Wednesday 16 October 2013

My angiogram and hopefully my angioplasty will take place next Tuesday October 22nd.  If they pull the catheter out of me without having done angioplasty there will be no lung transplant.  That hope and dream will be over.  If I am lucky blocked arteries will be ballooned and have stents inserted.  If that happens I might still have a chance for a transplant.  

I went to the Royal Vic yesterday for a "pre op".  The normal drawing of blood, an EKG, and most importantly a meeting and interview with Nurse Wendy.  She was up to speed on my situation and condition thanks to Dr. P., my cardiologist.  The Dr.,s who will be doing the procedures know my situation.  They will know this is my last and only hope to potentially get on the list and hopefully have a lung transplant.  They will know that I cannot have any surgery to fix the flow of blood to my heart.  This is it.  While the image is perhaps overly dramatic, there will be a moment next week, a catheter snaked into my heart, when I will know hope is still alive, at least until either Dr.

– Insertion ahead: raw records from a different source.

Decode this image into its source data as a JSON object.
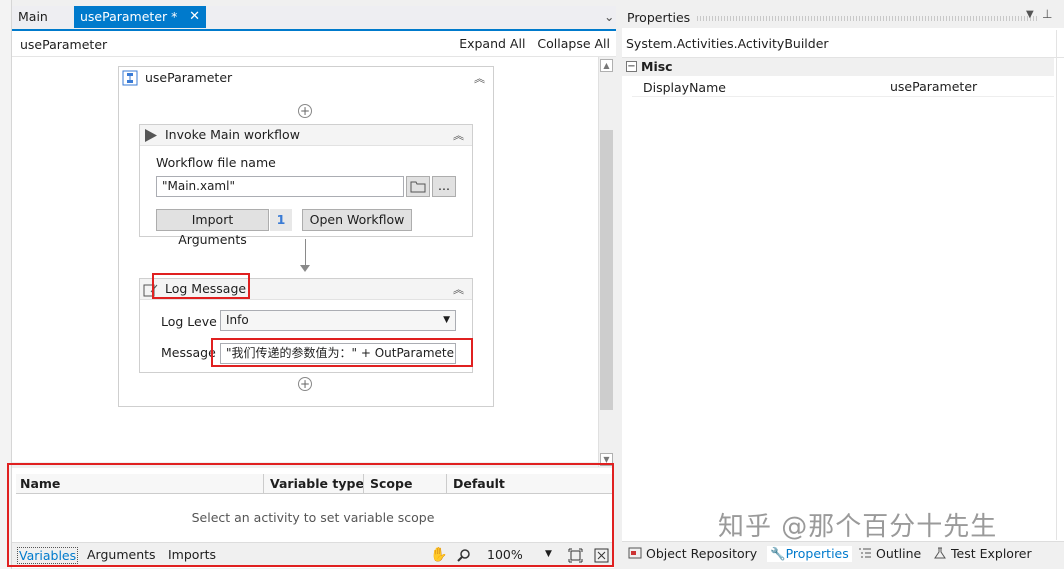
{
  "tabs": {
    "main": "Main",
    "active": "useParameter *",
    "close": "✕"
  },
  "designer": {
    "title": "useParameter",
    "expand_all": "Expand All",
    "collapse_all": "Collapse All"
  },
  "sequence": {
    "title": "useParameter",
    "invoke": {
      "title": "Invoke Main workflow",
      "file_label": "Workflow file name",
      "file_value": "\"Main.xaml\"",
      "browse": "...",
      "import_btn": "Import Arguments",
      "import_count": "1",
      "open_btn": "Open Workflow"
    },
    "log": {
      "title": "Log Message",
      "level_label": "Log Leve",
      "level_value": "Info",
      "message_label": "Message",
      "message_value": "\"我们传递的参数值为：\" + OutParameter"
    }
  },
  "variables": {
    "columns": [
      "Name",
      "Variable type",
      "Scope",
      "Default"
    ],
    "empty_message": "Select an activity to set variable scope",
    "tabs": [
      "Variables",
      "Arguments",
      "Imports"
    ],
    "zoom": "100%"
  },
  "properties": {
    "title": "Properties",
    "object": "System.Activities.ActivityBuilder",
    "category": "Misc",
    "rows": [
      {
        "key": "DisplayName",
        "value": "useParameter"
      }
    ]
  },
  "bottom_tabs": [
    "Object Repository",
    "Properties",
    "Outline",
    "Test Explorer"
  ],
  "watermark": "知乎 @那个百分十先生",
  "colors": {
    "accent": "#007acc",
    "highlight": "#e02020"
  }
}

P. or The Dr. inform me otherwise, probably sometime in November, or, the catheter comes out and does not go back in with balloons and stents, the dream will die and I will know that there will be no escaping my fate.

When I got out of the hospital last month I was in a dreadful mental state.  Some of the medications I was taking were leaving me in a bad state.  Massive doses of steroids, powerful synthetic opioids left my head spinning and my emotions were all over the map.  That has all passed.  No steroids and no more of the nasty mood changing shit.  I feel calm mostly now.  My anxiety level is fairly low.  While I am apprehensive about the angiogram and whether or not I will still have hope after next week, I am ok with everything as it stands.  My lack of concern or significant anxiety makes me think that I am not really facing things as they are.  I have probably blocked my feelings from surfacing, an old survival strategy that is always doomed to long term failure.  

The cats are good, Nicole is wonderful and I am trying.